Try www.allpredatorcalls.com , I hear they loose a lot of the strings, but are still a good suit for the money.


----------



## El Gato Loco

AP over @ AllPredatorCalls.com sent us 2 of these suits to give away on the site. I'll have to come up with something creative....


----------



## youngdon

I'll be looking forward to that contest.


----------



## ReidRH

Sounds Great!! I need a New One!! LOL


----------



## ReidRH

Maybe a New Member Drive where the New Member puts the Person that introduced them to the site on their first post!


----------



## knapper

I made mine a some years ago and have not used it yet, I don't, at least not yet called in the time of year for what it is. I do have over whites I use most of the time. I have snow pants that are white and glow like a Chrstmas tree in UV light I need to put some UV blocker on them before I use them this year. My ghillie suit was made following instructions in a book.

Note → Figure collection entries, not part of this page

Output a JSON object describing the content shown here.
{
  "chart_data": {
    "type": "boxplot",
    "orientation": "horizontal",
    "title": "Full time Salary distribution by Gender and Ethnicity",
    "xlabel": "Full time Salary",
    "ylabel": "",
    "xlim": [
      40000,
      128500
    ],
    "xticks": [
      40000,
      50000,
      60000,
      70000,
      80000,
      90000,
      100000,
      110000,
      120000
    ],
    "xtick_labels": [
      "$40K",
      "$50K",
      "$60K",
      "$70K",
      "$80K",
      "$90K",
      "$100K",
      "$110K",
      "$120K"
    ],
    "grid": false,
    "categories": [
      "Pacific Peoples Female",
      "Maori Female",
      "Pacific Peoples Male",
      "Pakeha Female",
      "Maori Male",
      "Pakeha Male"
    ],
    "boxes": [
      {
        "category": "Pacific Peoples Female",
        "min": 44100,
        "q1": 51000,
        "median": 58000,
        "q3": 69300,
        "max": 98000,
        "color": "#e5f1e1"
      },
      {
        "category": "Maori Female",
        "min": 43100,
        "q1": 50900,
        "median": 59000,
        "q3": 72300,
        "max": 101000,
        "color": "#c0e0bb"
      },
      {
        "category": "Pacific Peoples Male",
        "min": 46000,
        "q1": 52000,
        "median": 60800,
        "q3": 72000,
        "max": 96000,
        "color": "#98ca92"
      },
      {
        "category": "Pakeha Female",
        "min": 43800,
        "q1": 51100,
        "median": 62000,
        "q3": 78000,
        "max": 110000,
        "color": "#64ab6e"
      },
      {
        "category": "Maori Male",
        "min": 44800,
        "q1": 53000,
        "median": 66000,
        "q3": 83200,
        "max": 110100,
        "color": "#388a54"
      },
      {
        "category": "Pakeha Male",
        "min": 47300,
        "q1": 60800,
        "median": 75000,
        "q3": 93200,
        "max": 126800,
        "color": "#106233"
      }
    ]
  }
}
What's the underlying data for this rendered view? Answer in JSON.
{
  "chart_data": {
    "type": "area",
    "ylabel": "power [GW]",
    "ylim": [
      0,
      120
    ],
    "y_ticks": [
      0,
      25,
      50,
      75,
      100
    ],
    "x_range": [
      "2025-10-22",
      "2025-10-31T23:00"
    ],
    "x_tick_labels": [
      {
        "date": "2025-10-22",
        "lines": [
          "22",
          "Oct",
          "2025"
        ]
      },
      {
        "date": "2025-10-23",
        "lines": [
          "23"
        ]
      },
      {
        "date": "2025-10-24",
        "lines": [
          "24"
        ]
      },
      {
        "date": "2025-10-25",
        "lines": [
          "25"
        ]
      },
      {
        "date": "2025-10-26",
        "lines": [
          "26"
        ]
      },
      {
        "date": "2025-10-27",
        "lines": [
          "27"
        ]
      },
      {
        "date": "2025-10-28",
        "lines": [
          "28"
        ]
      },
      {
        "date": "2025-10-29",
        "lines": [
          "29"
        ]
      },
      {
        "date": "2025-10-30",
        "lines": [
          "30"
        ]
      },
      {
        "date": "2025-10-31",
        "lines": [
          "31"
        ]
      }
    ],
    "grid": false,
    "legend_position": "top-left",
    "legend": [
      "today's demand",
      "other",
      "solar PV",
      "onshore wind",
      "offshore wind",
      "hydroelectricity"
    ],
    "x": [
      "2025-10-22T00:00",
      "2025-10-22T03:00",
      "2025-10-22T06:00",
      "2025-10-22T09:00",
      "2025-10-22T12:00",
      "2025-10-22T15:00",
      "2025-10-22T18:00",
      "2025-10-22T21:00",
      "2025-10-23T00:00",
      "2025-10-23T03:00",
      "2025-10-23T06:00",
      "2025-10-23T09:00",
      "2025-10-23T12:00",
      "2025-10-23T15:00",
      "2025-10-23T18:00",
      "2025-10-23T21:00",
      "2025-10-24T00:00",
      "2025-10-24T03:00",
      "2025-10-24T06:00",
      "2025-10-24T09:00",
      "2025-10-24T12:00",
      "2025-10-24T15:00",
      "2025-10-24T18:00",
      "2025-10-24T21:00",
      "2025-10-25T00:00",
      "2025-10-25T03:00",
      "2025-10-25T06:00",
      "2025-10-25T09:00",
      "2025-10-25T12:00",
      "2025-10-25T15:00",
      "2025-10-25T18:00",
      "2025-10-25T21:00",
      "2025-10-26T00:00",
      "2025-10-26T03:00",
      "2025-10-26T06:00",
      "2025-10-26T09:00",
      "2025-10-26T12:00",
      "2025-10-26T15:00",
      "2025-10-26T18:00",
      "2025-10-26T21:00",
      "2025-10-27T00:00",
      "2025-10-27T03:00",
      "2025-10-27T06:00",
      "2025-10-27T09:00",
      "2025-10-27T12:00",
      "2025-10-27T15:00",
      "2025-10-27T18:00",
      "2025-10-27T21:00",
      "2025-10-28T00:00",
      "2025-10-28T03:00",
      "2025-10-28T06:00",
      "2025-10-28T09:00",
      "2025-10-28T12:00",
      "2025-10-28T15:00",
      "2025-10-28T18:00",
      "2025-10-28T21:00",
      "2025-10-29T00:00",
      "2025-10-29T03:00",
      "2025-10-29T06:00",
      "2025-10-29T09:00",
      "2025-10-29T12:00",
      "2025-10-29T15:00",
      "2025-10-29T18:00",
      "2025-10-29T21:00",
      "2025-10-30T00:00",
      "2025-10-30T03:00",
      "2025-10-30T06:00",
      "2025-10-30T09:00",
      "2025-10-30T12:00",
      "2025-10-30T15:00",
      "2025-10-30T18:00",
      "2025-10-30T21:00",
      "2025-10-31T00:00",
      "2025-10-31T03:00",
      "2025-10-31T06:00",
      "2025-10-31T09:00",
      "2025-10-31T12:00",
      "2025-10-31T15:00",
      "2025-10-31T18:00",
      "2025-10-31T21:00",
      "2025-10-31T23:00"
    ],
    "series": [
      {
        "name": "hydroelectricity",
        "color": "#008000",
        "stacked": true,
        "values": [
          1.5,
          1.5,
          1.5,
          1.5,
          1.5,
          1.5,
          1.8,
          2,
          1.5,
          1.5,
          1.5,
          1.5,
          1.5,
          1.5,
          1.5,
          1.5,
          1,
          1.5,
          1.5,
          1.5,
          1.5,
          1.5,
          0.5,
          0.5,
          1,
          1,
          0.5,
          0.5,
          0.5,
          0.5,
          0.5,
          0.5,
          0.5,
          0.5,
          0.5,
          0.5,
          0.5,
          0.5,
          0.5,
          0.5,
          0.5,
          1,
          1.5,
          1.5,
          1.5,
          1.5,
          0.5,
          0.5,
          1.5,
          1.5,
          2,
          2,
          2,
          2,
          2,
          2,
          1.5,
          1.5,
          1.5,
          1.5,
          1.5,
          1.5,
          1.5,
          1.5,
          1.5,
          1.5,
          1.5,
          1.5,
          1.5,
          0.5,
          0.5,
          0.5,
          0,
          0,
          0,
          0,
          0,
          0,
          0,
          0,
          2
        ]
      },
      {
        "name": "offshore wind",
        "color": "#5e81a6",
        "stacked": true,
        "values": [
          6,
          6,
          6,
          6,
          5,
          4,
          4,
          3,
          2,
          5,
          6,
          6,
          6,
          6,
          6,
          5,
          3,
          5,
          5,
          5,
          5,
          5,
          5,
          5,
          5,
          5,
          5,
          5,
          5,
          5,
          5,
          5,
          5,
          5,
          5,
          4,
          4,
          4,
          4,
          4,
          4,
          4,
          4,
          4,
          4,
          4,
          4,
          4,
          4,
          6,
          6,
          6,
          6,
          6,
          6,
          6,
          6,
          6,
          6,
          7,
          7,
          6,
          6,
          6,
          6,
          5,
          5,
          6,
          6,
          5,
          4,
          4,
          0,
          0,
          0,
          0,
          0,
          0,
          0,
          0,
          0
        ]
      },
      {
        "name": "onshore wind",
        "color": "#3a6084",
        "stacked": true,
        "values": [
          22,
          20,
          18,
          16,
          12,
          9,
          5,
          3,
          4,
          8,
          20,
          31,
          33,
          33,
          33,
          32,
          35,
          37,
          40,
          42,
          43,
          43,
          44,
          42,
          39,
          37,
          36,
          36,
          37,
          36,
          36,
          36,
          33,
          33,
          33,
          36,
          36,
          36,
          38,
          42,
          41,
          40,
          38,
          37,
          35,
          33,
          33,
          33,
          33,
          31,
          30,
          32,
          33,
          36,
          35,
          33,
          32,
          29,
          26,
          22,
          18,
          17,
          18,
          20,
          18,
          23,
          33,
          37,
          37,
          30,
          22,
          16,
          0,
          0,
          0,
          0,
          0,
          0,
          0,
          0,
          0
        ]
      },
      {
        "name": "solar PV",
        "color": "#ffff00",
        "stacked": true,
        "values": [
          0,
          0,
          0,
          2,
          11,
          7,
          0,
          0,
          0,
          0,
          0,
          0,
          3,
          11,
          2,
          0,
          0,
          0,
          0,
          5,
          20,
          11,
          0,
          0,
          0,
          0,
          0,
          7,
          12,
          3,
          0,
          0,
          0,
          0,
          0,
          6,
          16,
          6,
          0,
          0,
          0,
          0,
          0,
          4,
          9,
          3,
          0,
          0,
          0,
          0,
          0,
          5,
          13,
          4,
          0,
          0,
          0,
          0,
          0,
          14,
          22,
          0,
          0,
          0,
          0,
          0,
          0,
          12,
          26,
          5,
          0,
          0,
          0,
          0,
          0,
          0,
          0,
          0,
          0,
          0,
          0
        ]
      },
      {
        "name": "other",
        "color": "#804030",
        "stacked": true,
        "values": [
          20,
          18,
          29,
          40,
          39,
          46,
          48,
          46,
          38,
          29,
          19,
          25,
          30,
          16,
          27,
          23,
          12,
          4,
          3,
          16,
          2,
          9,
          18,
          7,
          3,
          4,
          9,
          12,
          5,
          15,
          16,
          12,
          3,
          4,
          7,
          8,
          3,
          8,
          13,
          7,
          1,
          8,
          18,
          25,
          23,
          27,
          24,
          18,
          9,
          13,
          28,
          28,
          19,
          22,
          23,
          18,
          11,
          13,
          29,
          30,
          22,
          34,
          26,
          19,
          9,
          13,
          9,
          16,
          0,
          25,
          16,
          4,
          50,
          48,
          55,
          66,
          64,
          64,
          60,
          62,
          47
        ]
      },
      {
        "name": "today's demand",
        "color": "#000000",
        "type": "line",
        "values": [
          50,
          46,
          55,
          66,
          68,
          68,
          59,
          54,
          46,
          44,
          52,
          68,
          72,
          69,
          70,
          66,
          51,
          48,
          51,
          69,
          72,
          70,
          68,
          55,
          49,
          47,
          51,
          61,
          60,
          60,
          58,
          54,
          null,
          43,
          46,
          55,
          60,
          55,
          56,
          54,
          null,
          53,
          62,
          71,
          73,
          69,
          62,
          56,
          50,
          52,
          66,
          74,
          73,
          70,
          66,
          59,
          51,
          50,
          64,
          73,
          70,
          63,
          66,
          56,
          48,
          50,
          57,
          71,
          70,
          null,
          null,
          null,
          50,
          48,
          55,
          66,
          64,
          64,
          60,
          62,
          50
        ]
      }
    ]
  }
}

You can get kits and do the labor yourself and they are not too expensive.


----------



## hassell

Chris Miller said:


> AP over @ AllPredatorCalls.com sent us 2 of these suits to give away on the site. I'll have to come up with something creative....


 Make sure you get one that can used as a truck cover, that way no know one knows where you parked it!!


----------



## RoughNeck

I have seen them at Gander MTN for around 100-300 just depends on what you get and where your gonna be using them I guess, Never had one but would like to try it out just to see if it works or not


----------